Wolf howling, man barking...


It's on the BBC Scotland news website so it must be true.

"A manager at a wildlife park where a wolf broke out from its enclosure said pet hamsters posed a greater threat to the public than the escapee.
The female escaped at the Highland Wildlife Park at Kincraig on Tuesday afternoon, but was recaptured.
Animal collections manager Douglas Richardson said public safety was never at risk.
He said: "There is so much mythology about how dangerous wolves are. Your average hamster is more dangerous." 


Top brain boxes contacted by The JT to verify this somewhat surprising assertion were understandably cautious. Rather invevitably, Professor Beaker, calling from wherever he's working this week, chipped in, saying: "One would have thought that oral and written folkloric traditions would've recorded Man's ancient fear of the hamster but we can find no such record. Perhaps the hamsters just ate the books."


There is from Eastern Europe, the fable of the boy who cried hamster once too often, but nothing bad happened to him in consequence so it didn't really matter. 


In Scotland, the last wild hamster was killed in 1720, when someone sat on it by mistake. Teams of tame hamsters did feature in Scotland's industrial past as our Professor now elucidates : "Before James Watt invented steam, hamsters would be used to run round and round inside giant wheels to grind corn to make things made of corn, but the last hamster-powered mill closed in 1860 and all records verifying its existence were lost in a mysterious fire, or something."


Animal behaviour experts do concede that hamsters found in the arctic tundra could pose a threat to humans.

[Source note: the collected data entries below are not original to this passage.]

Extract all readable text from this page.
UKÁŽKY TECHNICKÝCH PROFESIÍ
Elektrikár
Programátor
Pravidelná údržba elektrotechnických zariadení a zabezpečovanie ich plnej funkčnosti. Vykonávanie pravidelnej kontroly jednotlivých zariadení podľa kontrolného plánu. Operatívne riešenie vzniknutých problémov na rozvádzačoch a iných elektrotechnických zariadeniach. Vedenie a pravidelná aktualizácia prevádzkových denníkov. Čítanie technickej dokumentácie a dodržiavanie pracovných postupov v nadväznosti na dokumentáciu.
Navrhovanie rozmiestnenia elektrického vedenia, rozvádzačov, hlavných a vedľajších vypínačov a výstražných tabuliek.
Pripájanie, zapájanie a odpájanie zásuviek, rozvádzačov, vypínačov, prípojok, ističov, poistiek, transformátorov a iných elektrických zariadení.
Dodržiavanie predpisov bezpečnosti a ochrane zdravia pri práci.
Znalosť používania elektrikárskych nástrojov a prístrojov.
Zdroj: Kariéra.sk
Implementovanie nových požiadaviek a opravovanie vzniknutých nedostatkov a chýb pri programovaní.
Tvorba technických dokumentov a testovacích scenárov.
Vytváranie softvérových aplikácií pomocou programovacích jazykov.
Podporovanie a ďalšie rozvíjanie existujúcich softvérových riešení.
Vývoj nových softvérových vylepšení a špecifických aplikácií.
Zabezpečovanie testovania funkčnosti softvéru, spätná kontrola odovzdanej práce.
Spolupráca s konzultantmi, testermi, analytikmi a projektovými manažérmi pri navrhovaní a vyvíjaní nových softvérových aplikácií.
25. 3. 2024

Operating in packs, it is conceivable that a team of hamsters could bring a human down and rip him to shreds over a period of some months, a process punctuated by the hamsters going for a kip or sitting stock still, staring into space, while ruminating.


Meantime, the park manager this week will demonstrate how safe wolves are by stepping into their enclosure naked and smeared all over with Bisto. Relatives will be informed afterwards and our hearts will go out to them at that tragic time etc.


Inside: No, wer'e not providing the punchline to the gag that starts "why do you wrap a hamster in sellotape?" Children might be watching.